The priest exhaled twin columns of smoke from his nose. “Yes,” he said. “There is.”

He had been considering that question himself. Despite his overall defeat, there was an opportunity here, even better than removing Mr. Zimmer. Father Mercedes would spare the teacher, tell the parish council that the girl had lied, that the accusations proved to be baseless. Zimmer would be allowed to stay, and perhaps never even know the allegations against him. The priest would be willing to agree to that bargain, but only if it meant eliminating a far worse obstacle.

The priest told Sister Maria, “You could step down instead.”

*   *   *

The date on Mr. Zimmer’s
Simpsons
calendar showed it was Wednesday. Friday was graduation, and the seniors weren’t required to show up this week for regular class, so he had the period to himself. Teaching for the year was finished anyway. Now was the time for the remaining students to clean up and prepare for the next year.

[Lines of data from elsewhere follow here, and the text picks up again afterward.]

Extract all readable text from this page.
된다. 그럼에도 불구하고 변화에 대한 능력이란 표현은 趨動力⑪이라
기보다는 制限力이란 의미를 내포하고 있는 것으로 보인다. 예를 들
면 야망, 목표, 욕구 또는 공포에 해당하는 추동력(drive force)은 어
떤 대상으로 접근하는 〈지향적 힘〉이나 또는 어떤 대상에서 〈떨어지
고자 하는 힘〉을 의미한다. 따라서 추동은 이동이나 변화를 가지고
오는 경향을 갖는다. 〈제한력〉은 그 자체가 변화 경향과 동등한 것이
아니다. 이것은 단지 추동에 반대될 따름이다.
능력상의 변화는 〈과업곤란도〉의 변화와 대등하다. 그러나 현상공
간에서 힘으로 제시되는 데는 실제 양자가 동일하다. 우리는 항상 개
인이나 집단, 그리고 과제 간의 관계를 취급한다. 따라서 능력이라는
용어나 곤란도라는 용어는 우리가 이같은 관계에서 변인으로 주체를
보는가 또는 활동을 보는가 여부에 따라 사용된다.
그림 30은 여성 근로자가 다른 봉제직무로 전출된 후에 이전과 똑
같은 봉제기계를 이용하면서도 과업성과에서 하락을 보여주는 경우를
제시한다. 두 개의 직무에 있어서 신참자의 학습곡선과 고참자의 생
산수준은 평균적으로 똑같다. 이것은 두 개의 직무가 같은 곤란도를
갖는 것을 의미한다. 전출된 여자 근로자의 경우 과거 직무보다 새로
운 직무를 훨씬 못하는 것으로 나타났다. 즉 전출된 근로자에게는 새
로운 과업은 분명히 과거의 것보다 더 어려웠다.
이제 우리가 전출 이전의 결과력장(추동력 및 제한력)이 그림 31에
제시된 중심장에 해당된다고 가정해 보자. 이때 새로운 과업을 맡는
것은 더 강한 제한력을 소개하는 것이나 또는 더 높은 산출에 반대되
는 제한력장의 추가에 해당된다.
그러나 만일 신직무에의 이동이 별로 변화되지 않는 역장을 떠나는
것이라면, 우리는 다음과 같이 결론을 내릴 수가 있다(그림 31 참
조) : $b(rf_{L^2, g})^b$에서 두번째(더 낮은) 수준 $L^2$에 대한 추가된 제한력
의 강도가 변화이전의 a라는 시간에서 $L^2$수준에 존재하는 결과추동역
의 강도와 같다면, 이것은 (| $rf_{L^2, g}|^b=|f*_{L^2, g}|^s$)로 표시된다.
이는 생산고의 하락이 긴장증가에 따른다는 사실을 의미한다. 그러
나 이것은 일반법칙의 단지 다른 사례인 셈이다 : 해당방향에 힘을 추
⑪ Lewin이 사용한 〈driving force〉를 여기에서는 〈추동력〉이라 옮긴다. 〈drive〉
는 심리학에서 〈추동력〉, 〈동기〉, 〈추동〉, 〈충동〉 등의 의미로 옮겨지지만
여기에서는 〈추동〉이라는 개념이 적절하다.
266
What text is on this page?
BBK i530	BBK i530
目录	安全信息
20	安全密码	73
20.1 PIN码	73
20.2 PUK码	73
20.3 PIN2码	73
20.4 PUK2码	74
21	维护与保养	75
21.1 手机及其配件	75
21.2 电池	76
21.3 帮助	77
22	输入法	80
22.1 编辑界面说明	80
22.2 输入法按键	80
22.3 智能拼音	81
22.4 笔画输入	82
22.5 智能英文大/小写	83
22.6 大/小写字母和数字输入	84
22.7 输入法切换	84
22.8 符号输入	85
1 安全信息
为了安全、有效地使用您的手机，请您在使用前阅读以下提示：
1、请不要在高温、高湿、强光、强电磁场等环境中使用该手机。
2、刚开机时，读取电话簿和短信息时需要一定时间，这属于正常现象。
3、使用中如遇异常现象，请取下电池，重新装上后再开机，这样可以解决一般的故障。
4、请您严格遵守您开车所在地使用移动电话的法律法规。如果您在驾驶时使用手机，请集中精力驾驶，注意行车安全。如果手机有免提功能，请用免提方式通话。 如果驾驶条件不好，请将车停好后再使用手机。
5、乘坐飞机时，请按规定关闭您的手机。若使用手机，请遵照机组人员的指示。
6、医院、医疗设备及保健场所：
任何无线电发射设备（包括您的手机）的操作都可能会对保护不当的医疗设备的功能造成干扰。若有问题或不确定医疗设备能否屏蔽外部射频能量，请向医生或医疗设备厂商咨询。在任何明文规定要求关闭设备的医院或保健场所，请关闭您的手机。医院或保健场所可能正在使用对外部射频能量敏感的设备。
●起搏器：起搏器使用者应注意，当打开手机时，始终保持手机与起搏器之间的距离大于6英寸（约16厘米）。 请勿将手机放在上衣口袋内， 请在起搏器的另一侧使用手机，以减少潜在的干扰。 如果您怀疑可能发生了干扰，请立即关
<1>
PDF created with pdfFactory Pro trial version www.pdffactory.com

Zimmer had surrounded himself with trash bins as he strip-mined the necessary from the not amid the mountains of paper on his desk.

“Mr. Zimmer…”

He looked up at Sister Maria, standing in his classroom doorway. “Yes?” he asked.

*   *   *

Zimmer sat down on the principal’s green couch, his hands clasped between his tall knees, being careful not to topple two tall stacks of files on the cushions beside him. By the time Sister Maria finished talking, he felt like his gut had been slit open.

Sister Maria looked down at her desk. Father Mercedes hovered over Zimmer’s shoulder in the back corner, silhouetted against the window.

Zimmer couldn’t breathe—not since they had mentioned Hannah Kraut’s name. The air felt like hardening concrete in his throat. “What do you want me to say?” he asked finally, his voice breaking, though he had tried to sound strong. “It’s
not
true.” Zimmer could only repeat those words. It was not true. It wasn’t. There was nothing else to say.

“It doesn’t matter,” Mercedes said. “That’s not why you’re being let go.”

Zimmer said,
“Then why?”

The pastor nudged at the papers stacked on the couch beside the teacher, careful not to let the tower fall—just testing. “We simply need to cut the school’s expenses—that’s the public reason for your departure. The
official
reason. Consider that a kindness. We’d like to spare you the humiliation of these accusations. If we can.”

Zimmer looked back to Sister Maria, his eyes wide and frightened, waiting for her to step in and stop this. “However—if you were to challenge us…,” the priest went on. “If you were to
fight
this decision…”

“Sister Maria…,” Zimmer said, pleading. “Sister…”

“You’ll find the severance package to be—adequate,” the priest said. “Before you get emotional, I’d suggest you think of the school. Think of yourself, even … Think of the
girl.

“The girl?” Zimmer said. “Are you serious? If Hannah’s saying these things, it’s a lie. Sister … She’s delusional … She’s obsessed!”